What is the "proof by incentive"?
From what I've seen people in the DSP community are very anal about the inviolability of the sampling theorem. So charging $10 may be his way to punish novice "fools" who think they know better.
I'm not sure I disagree.
The sampling theorem is exactly the same thing but for trigonometric polynomials.
They have simply shifted in time the sampling of the noise. Even if they argue they synthesize the noise in realtime, they had to have sampled it at some point to know what to synthesize in the first place. It was at this point that they were required to sample at at least 2MHz to accurately quantify their noise at 1MHz.
The mechanism used in pilot's noise cancelling headphones is much the same. they don't sample the engine noise as its being made, they synthesize it from known frequencies.
That said, his takedown of their approach makes sense to me. It's hard to really judge it though as my signal processing is getting _really_ rusty these days. I guess that's why we have professors. :)
See https://en.wikipedia.org/wiki/Sparse_dictionary_learning and https://arxiv.org/abs/1012.0621 for the gory details.
The trick works only because the signal is spike like. I reckon it will miss some of the spikes in real life on real signals or produce spurious spikes. The statistics are not accurate at any given point in time just in the limit.
During my university period, I had to digitally sample an ECG (electrocardiogram) signal. Since the shape of the signal is important in diagnosis and must be preserved, I used a Bessel filter .
The signal maybe "noise like", but it should be a noise that has a distinct bandwitch from the "real noise"
The antialias filter just reduces the amplitude of the data collected (signal plus noise) in the exact frequencies that pertains to the bandwitch of the "real noise".
i.e you have to garantee that your desired signal has a different bandwitch than the noise. In that case, thermal noise must have this proprierty in comparison to neuron signals.
PS: English is not my first language. Sorry about any grammar or orthographical errors.
This is what we do in high-quality computer graphics rendering.
Suppose you are want to reconstruct a signal, showing only the frequencies < N hz.
With an analog filter, you filter out everything above N hz. Then you can sample at the nyquist frequency of 2N hz, and then perfectly reconstruct the filtered signal.
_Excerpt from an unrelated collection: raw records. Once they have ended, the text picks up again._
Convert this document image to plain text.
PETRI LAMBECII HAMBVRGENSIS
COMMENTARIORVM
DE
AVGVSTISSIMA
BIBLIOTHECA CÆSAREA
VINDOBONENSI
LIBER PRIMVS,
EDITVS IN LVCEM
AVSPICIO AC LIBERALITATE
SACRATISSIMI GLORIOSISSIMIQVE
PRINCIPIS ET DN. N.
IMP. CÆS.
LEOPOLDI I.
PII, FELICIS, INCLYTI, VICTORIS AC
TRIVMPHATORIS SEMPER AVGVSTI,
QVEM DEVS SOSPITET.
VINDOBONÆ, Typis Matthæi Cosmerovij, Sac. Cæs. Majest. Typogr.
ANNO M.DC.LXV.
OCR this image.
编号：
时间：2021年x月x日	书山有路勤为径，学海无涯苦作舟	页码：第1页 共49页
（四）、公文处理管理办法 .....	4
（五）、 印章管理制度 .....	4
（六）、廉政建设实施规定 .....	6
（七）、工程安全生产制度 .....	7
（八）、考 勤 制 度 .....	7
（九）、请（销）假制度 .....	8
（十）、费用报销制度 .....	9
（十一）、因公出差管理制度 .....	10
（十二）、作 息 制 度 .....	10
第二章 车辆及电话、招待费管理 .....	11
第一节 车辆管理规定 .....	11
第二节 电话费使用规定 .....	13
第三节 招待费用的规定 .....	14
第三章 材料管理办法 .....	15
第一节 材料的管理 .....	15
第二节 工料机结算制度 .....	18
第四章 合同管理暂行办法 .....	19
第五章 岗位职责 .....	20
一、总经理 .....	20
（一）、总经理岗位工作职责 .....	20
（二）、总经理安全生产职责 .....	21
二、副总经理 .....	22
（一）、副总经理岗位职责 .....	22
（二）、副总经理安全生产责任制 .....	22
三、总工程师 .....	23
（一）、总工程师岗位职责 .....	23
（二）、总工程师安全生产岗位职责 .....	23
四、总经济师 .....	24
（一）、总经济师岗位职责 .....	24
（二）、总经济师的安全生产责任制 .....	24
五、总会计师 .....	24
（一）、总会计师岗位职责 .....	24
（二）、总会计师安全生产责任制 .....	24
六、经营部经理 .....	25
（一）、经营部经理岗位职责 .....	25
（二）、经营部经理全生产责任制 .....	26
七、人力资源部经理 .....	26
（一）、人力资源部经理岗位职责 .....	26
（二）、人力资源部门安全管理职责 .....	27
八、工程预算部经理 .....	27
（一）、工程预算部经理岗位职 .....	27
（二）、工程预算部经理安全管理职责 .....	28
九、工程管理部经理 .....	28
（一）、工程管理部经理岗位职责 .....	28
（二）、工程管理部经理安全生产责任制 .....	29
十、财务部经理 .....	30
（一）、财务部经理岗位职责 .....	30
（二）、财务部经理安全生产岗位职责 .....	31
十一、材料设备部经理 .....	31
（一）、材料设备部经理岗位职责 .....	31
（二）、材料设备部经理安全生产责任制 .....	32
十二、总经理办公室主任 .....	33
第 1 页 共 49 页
Alternatively, without the analog filter, you can take some number of samples M >= 2N. The samples are randomly placed/timed. You accumulate the samples at the 2N locations, but you weight the sample when you accumulate it with some filter function. This effectively convolves and filters the signal with a low-pass filter.
Because of the random sample placement/timing, high frequencies get converted to noise instead of causing aliasing.
Admittedly you are taking more than 2N samples, however you don't have to do any analog filtering, and you can still reconstruct he bandlimited signal. Your reconstruction will have some noise, but the noise will decrease as you take more samples (e.g. as M increases).
"That filtering process, because it happens in the analog world, requires real analog hardware"
are wrong or misleading.
"Filtering means removing the high frequency components from the signal"
Sure, it can mean that. To claim it always and only means that, even in the context of periodic waveforms, makes me question the authors understanding of the subject.